If you're unfamiliar with fmap, it's used here to unwrap/rewrap the Maybe value returned from the other call to identity.

I could do the same more verbosely as

identity n_plus_1 | n_plus_1 > 1 = case identity n of
    Nothing     -> Nothing
    Just matrix -> Just (_alter_identity matrix)
  where n = n_plus_1 - 1

---

Your approach in the comments attempts to construct the entire matrix row by row, which is also workable.

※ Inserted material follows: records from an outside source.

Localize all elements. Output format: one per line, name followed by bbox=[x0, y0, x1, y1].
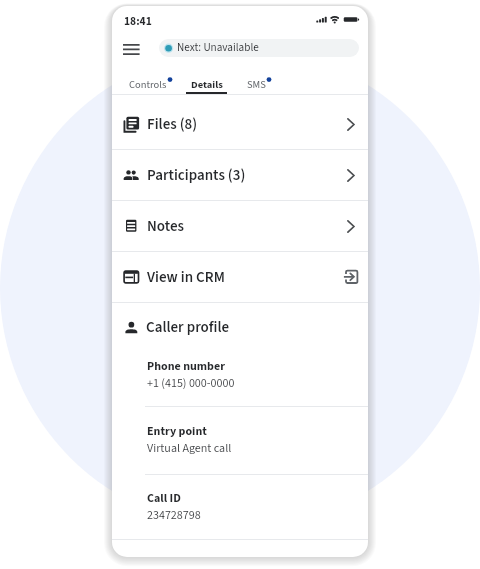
staticText: Entry point bbox=[147, 423, 207, 440]
staticText: Details bbox=[191, 77, 223, 92]
staticText: Files (8) bbox=[147, 114, 198, 135]
staticText: View in CRM bbox=[147, 267, 225, 288]
staticText: 234728798 bbox=[147, 507, 201, 524]
staticText: Caller profile bbox=[146, 317, 230, 338]
staticText: Virtual Agent call bbox=[147, 440, 232, 457]
button[interactable]: Notes bbox=[112, 201, 368, 251]
staticText: SMS bbox=[247, 77, 266, 92]
button[interactable]: SMS bbox=[230, 66, 282, 94]
button[interactable]: Next: Unavailable bbox=[159, 39, 359, 57]
button[interactable]: Details bbox=[183, 66, 230, 94]
staticText: Call ID bbox=[147, 490, 181, 507]
staticText: +1 (415) 000-0000 bbox=[147, 375, 235, 392]
staticText: Participants (3) bbox=[147, 165, 246, 186]
button[interactable]: Participants (3) bbox=[112, 150, 368, 200]
button[interactable]: Controls bbox=[112, 66, 183, 94]
staticText: Phone number bbox=[147, 358, 225, 375]
staticText: Notes bbox=[147, 216, 185, 237]
staticText: Controls bbox=[129, 77, 167, 92]
button[interactable]: View in CRM bbox=[112, 252, 368, 302]
staticText: 18:41 bbox=[124, 13, 152, 29]
other: Open in CRM bbox=[343, 269, 359, 285]
button[interactable]: Menu bbox=[115, 34, 148, 64]
staticText: Next: Unavailable bbox=[177, 40, 259, 56]
button[interactable]: Files (8) bbox=[112, 99, 368, 149]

One way to implement that approach more directly is through a list comprehension.

List comprehensions make it easy to define new lists and lists of lists:

Prelude> [ i | i <- [0..4] ]
[0,1,2,3,4]
Prelude> [ [(i,j) | j <- [0..3]] | i <- [0..2] ]
[ [(0,0),(0,1),(0,2),(0,3)]
, [(1,0),(1,1),(1,2),(1,3)]
, [(2,0),(2,1),(2,2),(2,3)]
]

Above we can see that we can use a list comprehension to generate a matrix of coordinates - the value (i,j) shows up in the i'th row and the jth column.

List comprehensions allow you to place arbitrary expressions on the left-hand-side of the |, so I could do i + j instead of (i,j) to get a very different matrix:

Prelude> [ [i + j | j <- [0..3]] | i <- [0..2] ]
[ [0,1,2,3]
, [1,2,3,4]
, [2,3,4,5]
]

That's a rectangular matrix. A square matrix would use the same bounds for i and j.

If you were to use a list comprehension like that to create a square matrix, what expression would you put to the left hand side of the | to create the identity matrix? To put it another way, can you express the identity matrix's value at row i column j in terms of i and j?